= Hina-au-kekele =

Hawaiian noble lady and Chiefess

Hina-au-kekele Lady of the Big Island
| Father | Laʻau |
| Mother | Kukamolimolialoha |
| Consort | Pilikaʻaiea (brother) |

Hina-au-kekele (also known as Hina-ʻau-aku, Hinauapu or simply Hina) was a Hawaiian noble lady and Chiefess of the Island of Hawaiʻi (Big Island). She was the sister-wife of the High Chief Pilikaaiea of Hawaiʻi, and they were the founders of the dynasty named Pili line (Hawaiian: Hale o Pili).

== Biography ==
Hina was born on Tahiti as the daughter of the Hawaiian nobleman Laʻau and his sister-wife, the noble lady Kukamolimaulialoha (Kukamolimolialoha). It is unknown why her father and mother went to Tahiti. Hina's grandfather was the High Chief Lanakawai of Hawaiʻi (a descendant of Ulu). Hina was named after the goddess Hina.

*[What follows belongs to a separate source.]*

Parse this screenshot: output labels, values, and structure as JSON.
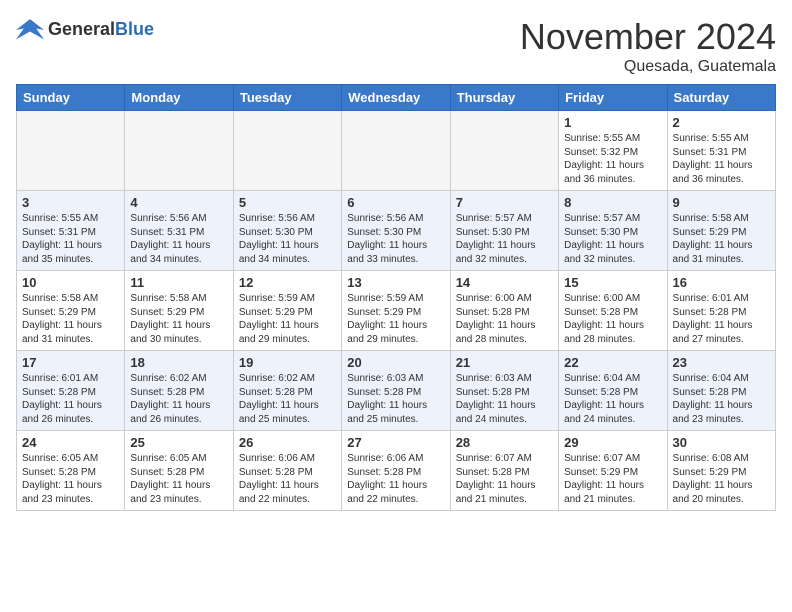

The brother of Hina was Pilikaʻaiea, who is often simply known as Pili. They were married, and their sexual union was considered sacred, according to the Hawaiian customs and laws. Their children were:
- Koa (Ko) — a son
- Hinaʻauamai — a daughter (also named after Hina) and the wife of her brother

Hina and Pilikaaiea came to Hawaii together with the wizard Paʻao, and Pilikaʻaiea became a successor of Kapawa. Pilikaʻaiea and Hina were the ancestors of Pilikaaieaʻs successor, Chief Kukohou (died 1185).